Histoire de la pochette de disques de Jazz Années 1957-1963 (troisième partie)

par Jacky Ananou

Les Photos sur les pochettes.

 

Deux noms pour un nouveau standard de pochette, l’un est William Claxton et l’autre, le plus célèbre des designers de l’histoire du disque de jazz, s’appelle Reid Miles.

Le nom de William Claxton reste lié au jazz de la West Coast et aux labels Contemporary et Pacific Jazz. Le soleil de Californie et le bleu du Pacifique aidant, on préfère les photographies en couleurs, et les pochettes affichent des couleurs vives, qui s’opposent au jazz blanc et noir tel qu’on le représente à New York . Claxton flashe les jazzmen de Los Angeles à l’extérieur et en pleine lumière ou en action dans les clubs locaux et même dans leur propre maison.

 

En 1956, quand Blue Note commença à produire des LP 12″, il fallut concevoir des pochettes adaptées à ce nouveau format, Reid Miles fut recruté comme designer. Ses idées allaient contribuer à donner aux productions du label, un look moderne et original qui deviendrait l’emblème du disque de jazz dans le monde. Utilisant de façon non conventionnelle les photographies pleines de vie de Francis Wolff.

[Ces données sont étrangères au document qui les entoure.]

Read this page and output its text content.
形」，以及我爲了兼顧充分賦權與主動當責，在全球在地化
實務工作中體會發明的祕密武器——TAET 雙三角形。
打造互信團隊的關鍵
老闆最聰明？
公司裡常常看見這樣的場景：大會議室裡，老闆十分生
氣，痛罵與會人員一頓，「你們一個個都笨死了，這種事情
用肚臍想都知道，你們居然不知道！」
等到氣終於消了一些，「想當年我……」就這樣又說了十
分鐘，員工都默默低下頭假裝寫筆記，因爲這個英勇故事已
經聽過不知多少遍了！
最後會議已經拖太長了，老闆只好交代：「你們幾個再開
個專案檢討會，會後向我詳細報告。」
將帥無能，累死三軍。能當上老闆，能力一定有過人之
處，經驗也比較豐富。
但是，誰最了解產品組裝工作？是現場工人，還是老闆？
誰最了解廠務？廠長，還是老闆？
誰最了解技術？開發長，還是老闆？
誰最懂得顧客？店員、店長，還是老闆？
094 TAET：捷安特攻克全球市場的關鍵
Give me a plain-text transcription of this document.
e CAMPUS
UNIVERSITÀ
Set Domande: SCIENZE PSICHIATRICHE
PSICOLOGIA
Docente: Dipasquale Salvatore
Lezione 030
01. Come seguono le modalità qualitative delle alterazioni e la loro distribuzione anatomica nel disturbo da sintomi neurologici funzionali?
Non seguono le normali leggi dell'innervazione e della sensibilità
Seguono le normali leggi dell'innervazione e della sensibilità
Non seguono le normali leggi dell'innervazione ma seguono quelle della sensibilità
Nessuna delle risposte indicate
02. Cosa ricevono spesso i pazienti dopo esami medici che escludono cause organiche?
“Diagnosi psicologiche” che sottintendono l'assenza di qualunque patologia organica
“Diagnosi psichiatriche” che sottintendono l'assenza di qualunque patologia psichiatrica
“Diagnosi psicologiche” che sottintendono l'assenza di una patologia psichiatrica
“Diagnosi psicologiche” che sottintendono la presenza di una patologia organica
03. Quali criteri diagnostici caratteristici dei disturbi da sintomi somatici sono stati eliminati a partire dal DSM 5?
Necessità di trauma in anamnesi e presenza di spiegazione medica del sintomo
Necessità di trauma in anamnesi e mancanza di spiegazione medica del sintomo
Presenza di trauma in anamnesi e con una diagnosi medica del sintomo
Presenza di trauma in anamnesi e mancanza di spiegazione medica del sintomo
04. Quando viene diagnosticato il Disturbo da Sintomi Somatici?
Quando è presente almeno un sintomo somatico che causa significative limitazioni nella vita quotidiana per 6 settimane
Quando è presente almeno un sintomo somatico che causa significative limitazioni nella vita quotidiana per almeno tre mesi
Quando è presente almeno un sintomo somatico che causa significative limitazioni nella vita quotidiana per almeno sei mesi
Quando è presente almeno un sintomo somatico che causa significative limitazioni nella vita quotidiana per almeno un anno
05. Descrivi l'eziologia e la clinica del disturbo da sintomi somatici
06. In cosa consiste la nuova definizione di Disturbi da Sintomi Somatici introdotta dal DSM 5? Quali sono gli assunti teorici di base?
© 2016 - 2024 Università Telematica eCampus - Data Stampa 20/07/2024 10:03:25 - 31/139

Reid conçut des pochettes comme personne n’en avait jamais vu, ou elles étaient imprimées en format réduit et dans des angles bizarres sur une page blanche, ou colorées (Miles Davis Volume 2). Il arrivait aussi que Reid Miles fasse appel à d’autres artistes comme le peintre Andy Warhol qui conçut des dessins pour Kenny Burrell (Volume 2, 1956 et Blue Lights, 1958).

 

Aujourd’hui, ses conceptions originales sont encensées par tous et sont même à nouveau copiées par les artistes contemporains de Hip Hop ou d’Acid Jazz.

En 1960, Creed Taylor, producteur chez ABC-Paramount Records, persuada sa compagnie de créer un label jazz : Impulse! Avec ses bandes rouges et noires sur la tranche des albums, elles permettaient de les repérer dans une rangée de disques. Impulse!  entra dans l’histoire et fit connaître au monde les musiques avant-gardistes d’Archie Shepp, John Coltrane, Ahmad Jamal, Pharoah Sanders, Yusef Lateef, … etc. Les pochettes d’Impulse!  présentaient généralement des photographies en couleurs de musiciens prises sous des angles artistiques, parfois à contrejour. Elles  sont d’une extraordinaire qualité offrant des jeux de couleurs et des contrastes fascinants pour un impact maximal. Impulse! utilisait généralement les mêmes photographes parmi lesquels on repèrera Charles Stewart et Chuck Stewart. La pochette la plus célèbre du label reste sans doute celle de « A Love Supreme. C’est le producteur Bob Thiele qui utilisa un de ses propres clichés en noir et blanc de Coltrane.

 

 

Bien que l’imagerie propre au jazz ait continué à subsister à travers son histoire et son évolution, le rock à la fin des années 60 a contribué à éroder partiellement cette spécificité.